This Oceans Alaska photo shows oyster seed, spat, after it has set.

Southeast Alaska’s developing mariculture industry was one of the topics mentioned during a joint news teleconference Thursday in Juneau, featuring officials from the U.S. Department of Agriculture and the Alaska Farm Service Agency.

The news conference was part of Juneau’s annual Innovation Summit, and included Regional Forester Beth Pendleton, Deputy Undersecretary for USDA’s Rural Development Patrice  Kunesh, Samia Savell of the Natural Resources Conservation; and Danny Consenstein, director of the USDA Farm Service Agency.

Kunesh focused her remarks on USDA programs in Western Alaska, particularly programs that aim to help rural communities install water and sewage systems.

In his remarks, Consenstein noted that his agency has no employees in Southeast Alaska, but the Farm Service does try to support industry here, including mariculture start-ups.

“We’ve heard this from the people of Southeast that the potential for job creation in shellfish mariculture industry … could help create jobs, particularly in rural areas,” he said. “This is the kind of industry that’s kind of a mom-and-pop.
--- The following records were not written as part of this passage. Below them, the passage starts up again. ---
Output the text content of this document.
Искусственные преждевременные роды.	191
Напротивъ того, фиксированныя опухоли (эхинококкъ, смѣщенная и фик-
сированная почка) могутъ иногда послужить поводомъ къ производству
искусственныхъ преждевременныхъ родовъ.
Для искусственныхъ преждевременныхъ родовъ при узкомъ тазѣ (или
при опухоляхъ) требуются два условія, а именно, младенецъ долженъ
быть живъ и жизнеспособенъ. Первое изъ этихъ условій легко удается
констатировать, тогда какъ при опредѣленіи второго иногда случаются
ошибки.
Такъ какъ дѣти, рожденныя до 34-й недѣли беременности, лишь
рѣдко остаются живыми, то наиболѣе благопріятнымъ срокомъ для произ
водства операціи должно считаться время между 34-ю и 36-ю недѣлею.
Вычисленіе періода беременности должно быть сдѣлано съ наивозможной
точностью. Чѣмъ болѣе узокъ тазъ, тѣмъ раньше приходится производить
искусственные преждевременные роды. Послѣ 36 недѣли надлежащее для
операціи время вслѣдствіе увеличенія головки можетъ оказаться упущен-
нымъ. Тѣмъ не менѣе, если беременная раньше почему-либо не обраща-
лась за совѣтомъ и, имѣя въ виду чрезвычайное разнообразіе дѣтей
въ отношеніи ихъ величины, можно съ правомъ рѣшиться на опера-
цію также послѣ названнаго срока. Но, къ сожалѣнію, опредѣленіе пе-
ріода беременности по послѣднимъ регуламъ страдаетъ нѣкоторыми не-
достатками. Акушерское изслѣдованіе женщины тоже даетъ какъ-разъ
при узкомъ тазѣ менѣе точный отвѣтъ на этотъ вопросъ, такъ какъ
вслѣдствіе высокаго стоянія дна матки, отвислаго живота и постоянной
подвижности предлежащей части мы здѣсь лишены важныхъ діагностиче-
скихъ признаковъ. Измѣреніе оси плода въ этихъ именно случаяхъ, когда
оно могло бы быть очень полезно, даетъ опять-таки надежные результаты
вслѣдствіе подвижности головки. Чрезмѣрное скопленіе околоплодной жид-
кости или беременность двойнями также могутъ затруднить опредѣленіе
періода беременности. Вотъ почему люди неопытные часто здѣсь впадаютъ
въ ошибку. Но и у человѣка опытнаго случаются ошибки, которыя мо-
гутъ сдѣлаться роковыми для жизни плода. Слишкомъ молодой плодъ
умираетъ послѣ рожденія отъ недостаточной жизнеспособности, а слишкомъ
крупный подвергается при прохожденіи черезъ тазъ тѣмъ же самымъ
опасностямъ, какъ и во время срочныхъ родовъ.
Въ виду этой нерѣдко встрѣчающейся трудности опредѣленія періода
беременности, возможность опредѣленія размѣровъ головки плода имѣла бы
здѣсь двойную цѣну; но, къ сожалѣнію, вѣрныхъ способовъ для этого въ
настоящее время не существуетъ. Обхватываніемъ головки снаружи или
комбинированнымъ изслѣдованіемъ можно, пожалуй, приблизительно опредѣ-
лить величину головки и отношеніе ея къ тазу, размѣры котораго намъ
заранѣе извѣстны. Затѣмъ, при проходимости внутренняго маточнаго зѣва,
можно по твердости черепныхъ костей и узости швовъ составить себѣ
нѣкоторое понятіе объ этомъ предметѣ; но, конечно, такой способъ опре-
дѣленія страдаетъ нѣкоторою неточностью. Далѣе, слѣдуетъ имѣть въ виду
It requires a lot of Alaskan ingenuity and resilience to live in remote area and produce these shellfish, and so the Farm Service Agency has helped through our loan program and other programs we have to try and lower the cost of doing business.”

Transporting materials, for example, can be prohibitively expensive for people trying to set up a shellfish farm in a remote area.

Ketchikan is home to OceansAlaska, which produces some of the shellfish seed used by the state’s mariculture industry. There are oyster and geoduck farms in Southeast Alaska, including remote parts of Prince of Wales Island.

(This story has been corrected. The article originally identified the Farm Service as a state agency.)